Most of these journeys are done by women. No they are not. Maybe in your local school, but not in my local ones. What a ridiculous idea.

MissEliza · 15/03/2019 09:13

Lady I live near a school and I expected to find people parking in front of my house every day. That's not what happened because people choose to park on the double yellow lines and zig zags put in place to make it safer for children to cross.
I have been almost hit by cars twice in the ten years I've been doing the school run. I kid you not. Both times by people whizzing off after depositing their child on the double yellow line area. Both times there were plenty of empty spaces a minute's walk away.

Voldethought · 15/03/2019 09:15

I agree OP. Where I live the local primary school allows children to arrive between 8.48-8.50am! Two minutes drop off; before that the gates are locked around a busy DIY store car park and after the children have to go in via the school office. It's a market town with poor public transport links and expensive housing making two income households a necessity. What are working parents supposed to do? Give up work so they can walk to school?

Those people singling out 'school run mums' are no doubt also the ones agreeing with the recent reports in the Daily Mail that working mums are the cause of childhood obesity! Somehow it's never the fathers they blame....

Buster72 · 15/03/2019 09:17

My own experience is that people with a legitimate need to get to work will leave earlier and make use of breakfast club at the school.
It is the idiots, who I know do not have a job to go to who will leave it to the last minute and insist on driving to the gate rather than parking a block away.

lottiegarbanzo · 15/03/2019 09:17

And I must say, the 'silly women taking up space on OUR roads' part of the 'women drivers' trope hadn't previously occurred to me (because I wasn't brought up in a deeply sexist family, so hadn't 'seen' the 'public space as male space' concept until it was pointed out) but you're quite right about that.

EmeraldShamrock · 15/03/2019 09:22

I don't think it is sexism, it is essential for some people to drive for school if going on for work.
BUT those who can walk need to make more effort.
Thankfully I can walk to the schools. The manic behaviour at pick ups from parents men/women in cars is disgraceful, they block the gates, mount curbs, some park in the middle of the street, the majority in local school are local children, many more could walk.

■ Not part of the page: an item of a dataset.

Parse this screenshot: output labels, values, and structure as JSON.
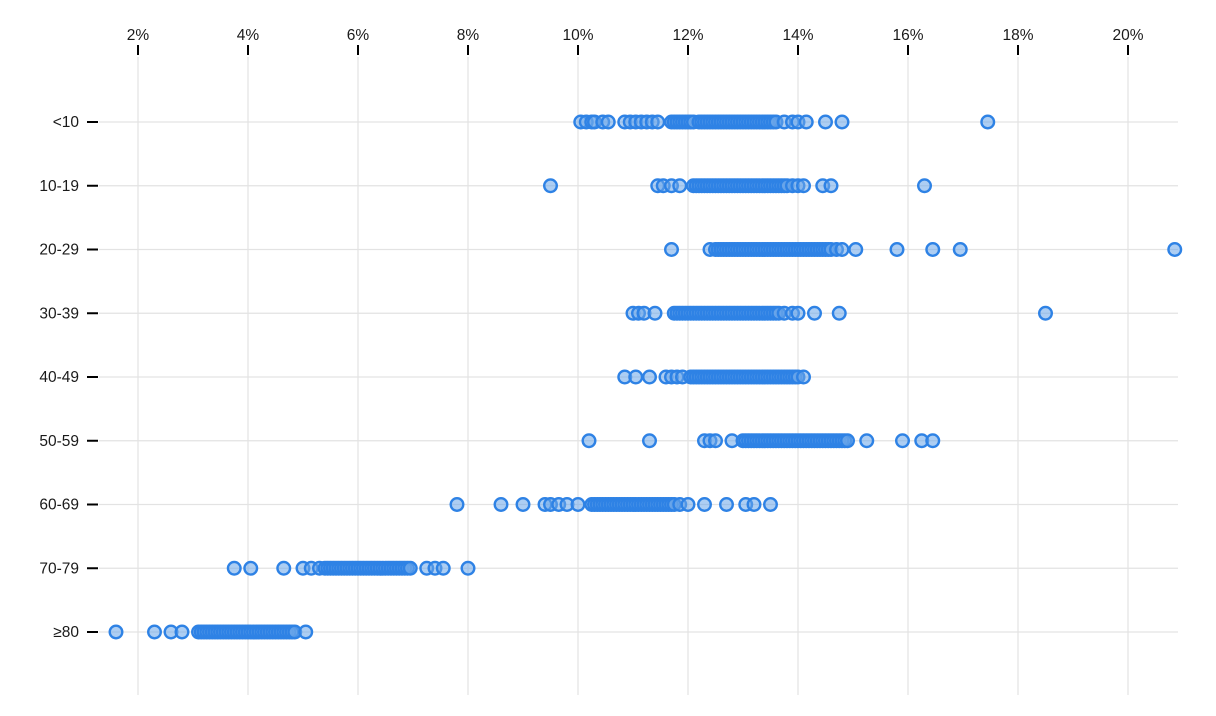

lottiegarbanzo · 15/03/2019 09:22

Who actually does school drop-offs is quite irrelevant to the way the issue is discussed publicly.

thedisorganisedmum · 15/03/2019 09:24

We all agree that school run "parking" is horrendous across the country. (and probably abroad just as bad)

It is still completely ridiculous to turn it into a sexist issue!

I've never heard of women or mothers being blamed, it's the "parents" who irate other parents and local residents. Let's not make stuff up.

LonnyVonnyWilsonFrickett · 15/03/2019 09:25

Continuing to think about this this morning, I live in Edinburgh where something like 25% of DCs go to private school. By definition, this means most of these children don't walk to school because private schools don't have catchments and I imagine it must be similar in other big cities (if not the same numbers, Edinburgh is a bit of an anomaly). There is no equivalent narrative about wealthy people driving their children across the city...

ElliotBoy · 15/03/2019 09:27

Agree with OP. Absolutely.
And don't get me started on the ghastly school gate narrative.